In other words, this is just like any other security issue out there. Some folks treat them seriously and take steps to avoid the problems, and others just don’t care. If it were not for the “don’t care” crowd, we wouldn’t have such great malware, viruses and ransomware :)
The exploit allows anyone within WiFi range the ability to connect to your camera and do “stuff.” According to the PetaPixel article, Insta360 has already plugged some of this:
Currently the list_directory has already been terminated and it is no longer possible to access the camera content through the browser.

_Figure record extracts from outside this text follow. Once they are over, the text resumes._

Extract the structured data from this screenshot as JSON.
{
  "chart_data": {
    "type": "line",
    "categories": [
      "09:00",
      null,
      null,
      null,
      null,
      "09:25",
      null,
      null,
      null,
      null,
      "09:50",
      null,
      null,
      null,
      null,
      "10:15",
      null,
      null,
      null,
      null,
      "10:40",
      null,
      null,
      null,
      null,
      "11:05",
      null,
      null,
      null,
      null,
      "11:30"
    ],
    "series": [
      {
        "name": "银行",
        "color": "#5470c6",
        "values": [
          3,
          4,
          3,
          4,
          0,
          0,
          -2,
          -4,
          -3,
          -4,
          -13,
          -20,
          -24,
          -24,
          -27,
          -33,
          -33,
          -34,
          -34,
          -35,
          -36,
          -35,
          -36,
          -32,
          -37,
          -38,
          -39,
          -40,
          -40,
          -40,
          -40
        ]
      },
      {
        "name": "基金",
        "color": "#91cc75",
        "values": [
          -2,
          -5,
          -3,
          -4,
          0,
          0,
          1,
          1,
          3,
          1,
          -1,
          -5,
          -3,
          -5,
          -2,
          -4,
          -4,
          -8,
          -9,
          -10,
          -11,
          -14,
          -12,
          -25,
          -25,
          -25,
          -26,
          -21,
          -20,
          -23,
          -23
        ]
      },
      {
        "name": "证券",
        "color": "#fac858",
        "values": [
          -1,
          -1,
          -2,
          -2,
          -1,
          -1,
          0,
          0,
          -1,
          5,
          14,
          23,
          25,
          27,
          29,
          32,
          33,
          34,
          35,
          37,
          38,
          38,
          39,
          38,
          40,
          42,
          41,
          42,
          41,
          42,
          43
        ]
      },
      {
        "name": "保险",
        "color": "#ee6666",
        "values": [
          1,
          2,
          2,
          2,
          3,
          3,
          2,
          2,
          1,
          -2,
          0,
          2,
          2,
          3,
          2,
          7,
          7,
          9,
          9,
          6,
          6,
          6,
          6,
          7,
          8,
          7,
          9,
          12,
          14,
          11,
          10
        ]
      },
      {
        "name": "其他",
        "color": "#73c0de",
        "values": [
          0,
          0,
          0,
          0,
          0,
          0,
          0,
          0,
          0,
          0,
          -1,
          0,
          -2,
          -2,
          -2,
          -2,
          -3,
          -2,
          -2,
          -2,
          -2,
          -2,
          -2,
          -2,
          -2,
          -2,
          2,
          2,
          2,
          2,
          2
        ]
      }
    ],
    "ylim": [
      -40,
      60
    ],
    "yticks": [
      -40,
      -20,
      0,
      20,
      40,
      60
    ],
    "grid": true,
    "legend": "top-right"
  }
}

– Insta360 response, per PetaPixel article
Unfortunately, this is not true. Using the current available firmware, v1.0.59_build1, on my ONE X2 I see it appear on WiFi as expected:
…and if I select this interface, and then open the URL in a browser, I find all my files are indeed able to be listed:
I can then click on one of the .insv video files and play it (or save off a copy):
“And it’s just that easy!”
With this camera, there is no privacy because the camera is broadcasting itself to any WiFi devices around it, and allowing any of them to connect without authentication and then browse and view/download anything on the microSD card.
What’s worse is you can also telnet in to the device. I tried that to see if it still worked:
You will notice it did not ask for a password here, either.
Both of these screenshots (web browser and telnet) were done on my iPad.
WHILE I was connected to my X2 via the iPad, I then connected a Windows PC. Using the default password of “88888888” I was now connected from two devices (which for some reason folks think isn’t possible). Both my Windows PC and my iPad were connected and able to access the files from a web browser.
At least two firmware updates have come out since this first appeared on REDDIT, and it does not appear anything has changed.
ScrewX2: The proof-of-concept that a script kiddie could have written
Shortly after this exploit was first mentioned, someone could have easily created a script that would look for WiFi hotspots following the name “ONE X2 xxxxx” and connect to them. The script could then issue http GET commands to retrieve files on the memory card, or telnet in to delete things, potentially bricking the camera.
Worse, the script could deliver a payload of malware, and if the user ever mounted that memory card in a computer, the malware could have been ran accidentally. Hopefully most of us will never run some random executable or installer found on a camera memory card, but it would be tempting to try to find out what “360VIEWER.EXE” does, or “Insta360MacConverter.dmg” is.
I will not link to any such “screwx2” script, and will delete any links to such posted in the comments here. The cat is firmly out of the bag, with the default WiFi password known, and NO password on the web interface or telnet, so all we can do is hope that Insta360 addresses this issue eventually.